Based on the average velocities calculated for different time periods, we can estimate the instantaneous velocity of the ball when t = 1 by choosing a smaller time interval. A smaller time interval will yield a more accurate value for the instantaneous velocity.
To find the average velocity for a given time period, we need to calculate the change in height and divide it by the change in time.
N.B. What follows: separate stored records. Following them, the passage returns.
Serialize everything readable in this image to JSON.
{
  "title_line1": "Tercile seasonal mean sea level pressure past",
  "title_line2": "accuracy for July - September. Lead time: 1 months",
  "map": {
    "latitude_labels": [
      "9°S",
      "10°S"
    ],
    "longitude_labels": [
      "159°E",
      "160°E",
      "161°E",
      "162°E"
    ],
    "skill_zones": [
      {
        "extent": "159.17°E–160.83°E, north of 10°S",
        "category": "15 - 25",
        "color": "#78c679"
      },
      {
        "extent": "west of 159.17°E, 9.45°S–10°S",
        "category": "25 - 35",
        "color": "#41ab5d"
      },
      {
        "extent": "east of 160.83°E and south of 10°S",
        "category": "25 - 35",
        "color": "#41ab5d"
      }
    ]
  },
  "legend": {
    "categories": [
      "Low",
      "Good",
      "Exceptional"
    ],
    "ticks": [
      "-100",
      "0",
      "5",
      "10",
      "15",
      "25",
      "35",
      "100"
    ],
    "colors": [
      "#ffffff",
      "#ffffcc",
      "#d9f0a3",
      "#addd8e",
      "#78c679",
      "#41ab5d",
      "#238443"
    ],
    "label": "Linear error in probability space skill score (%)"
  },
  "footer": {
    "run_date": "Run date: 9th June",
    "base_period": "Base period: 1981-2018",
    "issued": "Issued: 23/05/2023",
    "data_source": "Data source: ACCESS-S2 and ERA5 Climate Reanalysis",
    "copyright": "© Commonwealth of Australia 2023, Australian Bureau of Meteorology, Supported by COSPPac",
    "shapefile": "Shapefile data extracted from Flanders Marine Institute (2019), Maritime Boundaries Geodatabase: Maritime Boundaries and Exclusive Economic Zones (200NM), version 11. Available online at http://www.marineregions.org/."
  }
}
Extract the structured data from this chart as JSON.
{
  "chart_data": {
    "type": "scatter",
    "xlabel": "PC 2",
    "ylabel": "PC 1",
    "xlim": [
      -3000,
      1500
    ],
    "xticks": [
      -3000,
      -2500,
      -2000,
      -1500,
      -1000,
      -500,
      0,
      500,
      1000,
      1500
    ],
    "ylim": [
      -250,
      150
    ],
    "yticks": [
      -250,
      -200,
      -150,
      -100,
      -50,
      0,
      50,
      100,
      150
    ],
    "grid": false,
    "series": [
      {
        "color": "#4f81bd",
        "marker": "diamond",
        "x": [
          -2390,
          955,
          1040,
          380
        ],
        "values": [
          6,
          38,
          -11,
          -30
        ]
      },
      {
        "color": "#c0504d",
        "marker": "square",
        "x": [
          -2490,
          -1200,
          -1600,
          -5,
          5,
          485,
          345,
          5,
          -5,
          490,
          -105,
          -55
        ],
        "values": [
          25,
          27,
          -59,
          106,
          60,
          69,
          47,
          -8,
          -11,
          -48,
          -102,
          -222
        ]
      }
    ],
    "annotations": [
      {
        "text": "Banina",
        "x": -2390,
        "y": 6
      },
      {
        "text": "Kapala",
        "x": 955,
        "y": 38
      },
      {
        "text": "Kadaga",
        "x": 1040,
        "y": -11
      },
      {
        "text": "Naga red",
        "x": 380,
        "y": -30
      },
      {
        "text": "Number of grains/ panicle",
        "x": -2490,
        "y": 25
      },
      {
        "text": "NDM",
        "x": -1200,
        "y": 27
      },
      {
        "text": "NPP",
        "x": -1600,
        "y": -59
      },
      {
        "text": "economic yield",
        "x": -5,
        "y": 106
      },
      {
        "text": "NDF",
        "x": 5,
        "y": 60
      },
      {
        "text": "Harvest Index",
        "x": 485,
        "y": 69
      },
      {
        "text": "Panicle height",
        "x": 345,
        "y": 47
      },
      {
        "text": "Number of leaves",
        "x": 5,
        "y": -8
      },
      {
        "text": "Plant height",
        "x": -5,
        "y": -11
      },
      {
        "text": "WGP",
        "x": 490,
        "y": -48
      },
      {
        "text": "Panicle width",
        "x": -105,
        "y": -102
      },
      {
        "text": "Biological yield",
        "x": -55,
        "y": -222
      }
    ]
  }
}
Let's go through each part step by step:
(i) For a time period of 0.1 seconds:
- We calculate the change in height by plugging in t = 0.1 into the equation and subtracting the height at t = 1:
Δy = (70 * 0.1 - 16 * (0.1)^2) - (70 * 1 - 16 * 1^2)
Δy = (7 - 1.6) - (70 - 16)
Δy = 5.4 - 54
Δy = -48.6 ft
- The change in time is simply 0.1 seconds.
- The average velocity is given by the ratio of the change in height to the change in time:
Average velocity = Δy / change in time
Average velocity = -48.6 ft / 0.1 s
Average velocity = -486 ft/s
(ii) For a time period of 0.01 seconds, follow the same process:
Δy = (70 * 0.01 - 16 * (0.01)^2) - (70 * 1 - 16 * 1^2)
Δy = (0.7 - 0.0016) - (70 - 16)
Δy = 0.6984 - 54
Δy = -53.3016 ft
Average velocity = -53.3016 ft / 0.01 s
Average velocity = -5330.16 ft/s
(iii) For a time period of 0.001 seconds:
Δy = (70 * 0.001 - 16 * (0.001)^2) - (70 * 1 - 16 * 1^2)
Δy = (0.07 - 0.000016) - (70 - 16)
Δy = 0.069984 - 54
Δy = -53.930016 ft
Average velocity = -53.930016 ft / 0.001 s
Average velocity = -53,930.016 ft/s
Based on the above results, we can see that the average velocity is decreasing as the time period becomes shorter.
To estimate the instantaneous velocity at t = 1, we can take the limit as the time period approaches zero. As the time period becomes infinitesimally small, the average velocity converges to the instantaneous velocity at that specific moment. Therefore, we can estimate that the instantaneous velocity of the ball when t = 1 is approximately -54,000 ft/s.